Posted by: someone at December 17, 2013 8:13 AM
I think it's a good job and it definitely fits the facade. Material choices and finishes are a little safe (and perhaps even a little lower end for this price point -- see the vanities) but that is where the new owner can personalize things. I love the hatch, though.
Tim Bracken: Marble is getting very popular but it will etch with any household acid or even water (and scratch/chip/stain) and is not family-friendly. Marble develops a "patina" -- which works well with more rustic decor but maybe not so much with a polished finish with lots of light in a contemporary kitchen.
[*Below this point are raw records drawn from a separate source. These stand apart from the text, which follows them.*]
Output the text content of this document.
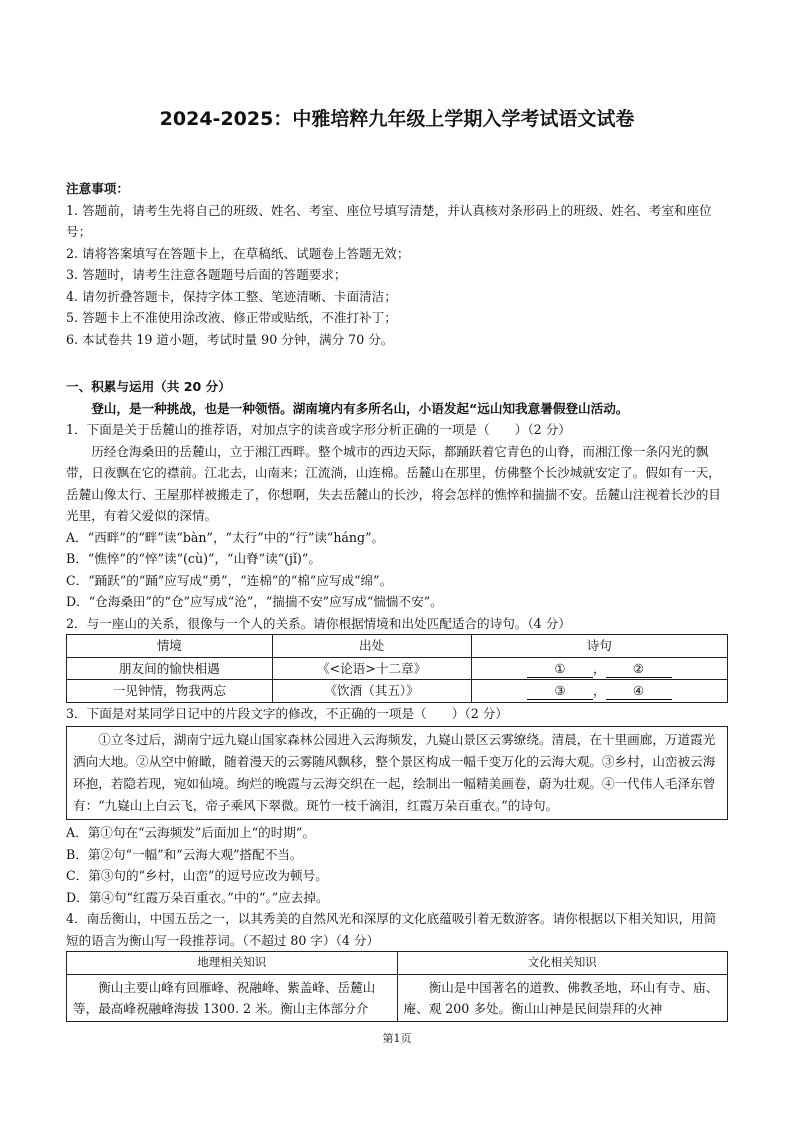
2024-2025：中雅培粹九年级上学期入学考试语文试卷
注意事项：
1. 答题前，请考生先将自己的班级、姓名、考室、座位号填写清楚，并认真核对条形码上的班级、姓名、考室和座位号；
2. 请将答案填写在答题卡上，在草稿纸、试题卷上答题无效；
3. 答题时，请考生注意各题题号后面的答题要求；
4. 请勿折叠答题卡，保持字体工整、笔迹清晰、卡面清洁；
5. 答题卡上不准使用涂改液、修正带或贴纸，不准打补丁；
6. 本试卷共 19 道小题，考试时量 90 分钟，满分 70 分。
一、积累与运用（共 20 分）
登山，是一种挑战，也是一种领悟。湖南境内有多所名山，小语发起“远山知我意暑假登山活动。
1．下面是关于岳麓山的推荐语，对加点字的读音或字形分析正确的一项是（　　）（2 分）
历经仓海桑田的岳麓山，立于湘江西畔。整个城市的西边天际，都踊跃着它青色的山脊，而湘江像一条闪光的飘带，日夜飘在它的襟前。江北去，山南来；江流淌，山连棉。岳麓山在那里，仿佛整个长沙城就安定了。假如有一天，岳麓山像太行、王屋那样被搬走了，你想啊，失去岳麓山的长沙，将会怎样的憔悴和揣揣不安。岳麓山注视着长沙的目光里，有着父爱似的深情。
A．“西畔”的“畔”读“bàn”，“太行”中的“行”读“háng”。
B．“憔悴”的“悴”读“(cù)”，“山脊”读“(jǐ)”。
C．“踊跃”的“踊”应写成“勇”，“连棉”的“棉”应写成“绵”。
D．“仓海桑田”的“仓”应写成“沧”，“揣揣不安”应写成“惴惴不安”。
2．与一座山的关系，很像与一个人的关系。请你根据情境和出处匹配适合的诗句。（4 分）
情境	出处	诗句
朋友间的愉快相遇	《<论语>十二章》	① ， ②
一见钟情，物我两忘	《饮酒（其五）》	③ ， ④
3．下面是对某同学日记中的片段文字的修改，不正确的一项是（　　）（2 分）
①立冬过后，湖南宁远九嶷山国家森林公园进入云海频发，九嶷山景区云雾缭绕。清晨，在十里画廊，万道霞光洒向大地。②从空中俯瞰，随着漫天的云雾随风飘移，整个景区构成一幅千变万化的云海大观。③乡村，山峦被云海环抱，若隐若现，宛如仙境。绚烂的晚霞与云海交织在一起，绘制出一幅精美画卷，蔚为壮观。④一代伟人毛泽东曾有：“九嶷山上白云飞，帝子乘风下翠微。斑竹一枝千滴泪，红霞万朵百重衣。”的诗句。
A．第①句在“云海频发”后面加上“的时期”。
B．第②句“一幅”和“云海大观”搭配不当。
C．第③句的“乡村，山峦”的逗号应改为顿号。
D．第④句“红霞万朵百重衣。”中的“。”应去掉。
4．南岳衡山，中国五岳之一，以其秀美的自然风光和深厚的文化底蕴吸引着无数游客。请你根据以下相关知识，用简短的语言为衡山写一段推荐词。（不超过 80 字）（4 分）
地理相关知识	文化相关知识
衡山主要山峰有回雁峰、祝融峰、紫盖峰、岳麓山等，最高峰祝融峰海拔 1300. 2 米。衡山主体部分介	衡山是中国著名的道教、佛教圣地，环山有寺、庙、庵、观 200 多处。衡山山神是民间崇拜的火神
第1页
Marble seems expensive but this particular one probably costs less than most stones or quartzes.
Posted by: Gur at December 17, 2013 9:47 AM
Roof decks make money, for the developer because people go up there during the showing and they think "ooh, aah". But they never really use them once they are living in the house. All they do is inflate the price of housing and for that reason they should not be allowed by the City
Posted by: noe mom at December 17, 2013 10:23 AM
Then I guess SF should ban shake weights, pot fillers, and steam showers.
Posted by: TEJ at December 17, 2013 11:08 AM
@ noe mom what is up with the constantly strident takes? Plenty of people use their roofdecks. We use the heck out of mine. Whatever!
Posted by: Truth at December 17, 2013 11:19 AM
If you'd like to take a look at this home in person we're having an open house Saturday (1/11) from 1:30-4:00pm.
Posted by: Mark Rowson at January 7, 2014 5:11 PM
The list price for 545 Valley Street has been reduced $50,000 (2 percent), now asking $2,549,000.
Posted by: SocketSite at February 4, 2014 3:41 PM
Sold for $2.5m on 2/24.
someone said: "AFAICT, this is your traditional 1 story over a garage remodel where you capture space behind the garage. The best of such jobs fetched $2.1M at the peak (2007) and afterwards were barely crossing the $1.8M, now we are asking $2.6M for that?"
I think we're just slightly past the peak of 2007, after adjusting for inflation?